One of the basic tenants of Native First Peoples belief, and one of its most beautiful, is that everything in life has a spirit and is Wakan, or sacred. We often forget to honor (or even recognize) the primal fore of life, the stream of existence in which we all swim. We move along this stream largely unaware of the larger cosmos in which we are involved and the miracles it bring us without our asking, and largely without our thanks.
Whether or not we are conscious of it, each of us is holding important space in the great shape of things. By attuning ourselves to the rhythm of the natural world, we share its consciousness. We become one with the forest, the rain, the blade of grass, the raven, and the earth. We recognize that all things are inspirited. Wakan.
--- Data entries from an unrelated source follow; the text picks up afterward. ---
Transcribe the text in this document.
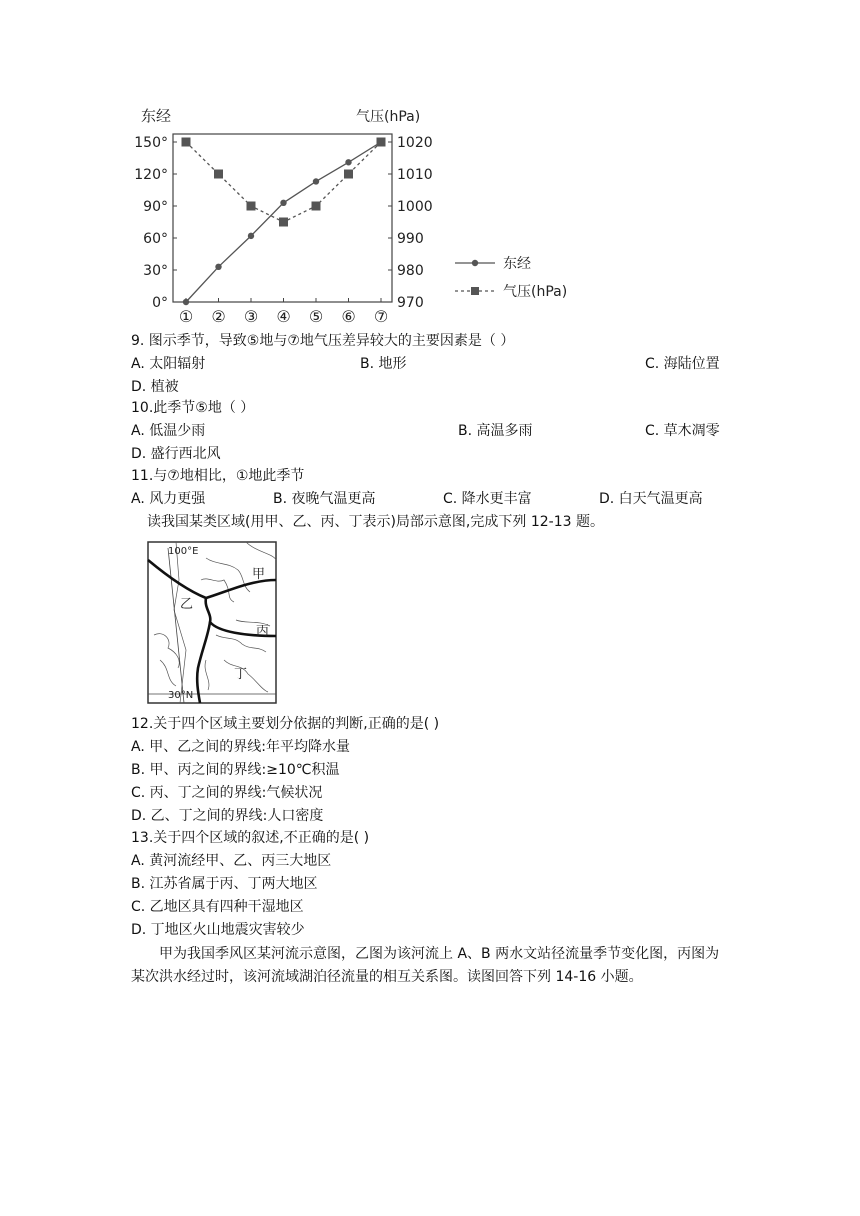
东经	气压(hPa)
0°
30°
60°
90°
120°
150°
970
980
990
1000
1010
1020
① ② ③ ④ ⑤ ⑥ ⑦
东经
气压(hPa)
9. 图示季节，导致⑤地与⑦地气压差异较大的主要因素是（ ）
A. 太阳辐射	B. 地形	C. 海陆位置
D. 植被
10.此季节⑤地（ ）
A. 低温少雨	B. 高温多雨	C. 草木凋零
D. 盛行西北风
11.与⑦地相比，①地此季节
A. 风力更强	B. 夜晚气温更高	C. 降水更丰富	D. 白天气温更高
读我国某类区域(用甲、乙、丙、丁表示)局部示意图,完成下列 12-13 题。
100°E
30°N
甲
乙
丙
丁
12.关于四个区域主要划分依据的判断,正确的是( )
A. 甲、乙之间的界线:年平均降水量
B. 甲、丙之间的界线:≥10℃积温
C. 丙、丁之间的界线:气候状况
D. 乙、丁之间的界线:人口密度
13.关于四个区域的叙述,不正确的是( )
A. 黄河流经甲、乙、丙三大地区
B. 江苏省属于丙、丁两大地区
C. 乙地区具有四种干湿地区
D. 丁地区火山地震灾害较少
甲为我国季风区某河流示意图，乙图为该河流上 A、B 两水文站径流量季节变化图，丙图为某次洪水经过时，该河流域湖泊径流量的相互关系图。读图回答下列 14-16 小题。
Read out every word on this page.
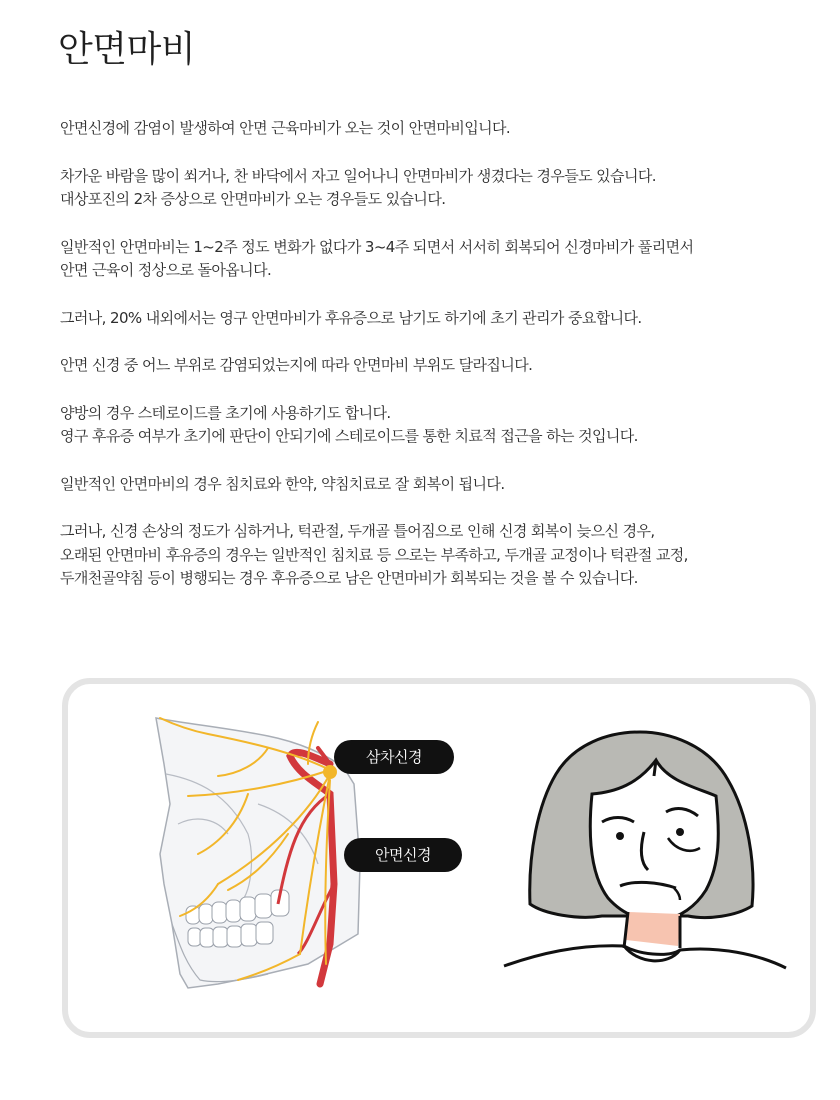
안면마비
안면신경에 감염이 발생하여 안면 근육마비가 오는 것이 안면마비입니다.
차가운 바람을 많이 쐬거나, 찬 바닥에서 자고 일어나니 안면마비가 생겼다는 경우들도 있습니다.
대상포진의 2차 증상으로 안면마비가 오는 경우들도 있습니다.
일반적인 안면마비는 1~2주 정도 변화가 없다가 3~4주 되면서 서서히 회복되어 신경마비가 풀리면서
안면 근육이 정상으로 돌아옵니다.
그러나, 20% 내외에서는 영구 안면마비가 후유증으로 남기도 하기에 초기 관리가 중요합니다.
안면 신경 중 어느 부위로 감염되었는지에 따라 안면마비 부위도 달라집니다.
양방의 경우 스테로이드를 초기에 사용하기도 합니다.
영구 후유증 여부가 초기에 판단이 안되기에 스테로이드를 통한 치료적 접근을 하는 것입니다.
일반적인 안면마비의 경우 침치료와 한약, 약침치료로 잘 회복이 됩니다.
그러나, 신경 손상의 정도가 심하거나, 턱관절, 두개골 틀어짐으로 인해 신경 회복이 늦으신 경우,
오래된 안면마비 후유증의 경우는 일반적인 침치료 등 으로는 부족하고, 두개골 교정이나 턱관절 교정,
두개천골약침 등이 병행되는 경우 후유증으로 남은 안면마비가 회복되는 것을 볼 수 있습니다.
삼차신경
안면신경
The ancient Celts had a word for this concept, tuirigin (TOOR’ghin), a very precise word for which there is no English equivalent. The nearest we can get to a translation is, “a circuit of births,” according to Caitlin Matthews, a Celtic historian. She says it’s, “not quite the same as reincarnation. In tuirigin, the soul or spirit moves between the otherworld and this world in a series of journeys.”
The Gaelic word for God is Cruithear, which means ‘creator’ or ‘shaper,’ and the ancient people in Scotland, the Picts, were referred to as the Cruithne, “people of the shapes.” Roman accounts, as well as Scottish oral tradition, tell us that the bodies of these ancient ones were covered in elaborate blue tattoos of various animals and other shapes. According to Matthews, it was their way of honoring the sacred world that had shaped them.
How many of us live our lives as ambassadors of the Wakan in all things be it human, plant or animal? When we forget our own sacred standing, we are more likely to behave in ways that are not in line with ambassadorship. Rather than fostering harmony and living an inspirited, co-created life, we may instead create or tolerate discord and destruction.
Look at all the different people and whisper or think to yourself: “Every man, my brother. Every woman, my sister. Every crying child, my child. Every old person, my grandmother or grandfather. Every wounded soul, my soul.”
The witch’s path, the shaman’s path, the tribal path, the ancestral path. Your path. All are rooted in allowing our spirit to be shaped by the larger universe. Today, be infused with the eternal dance of Wakan.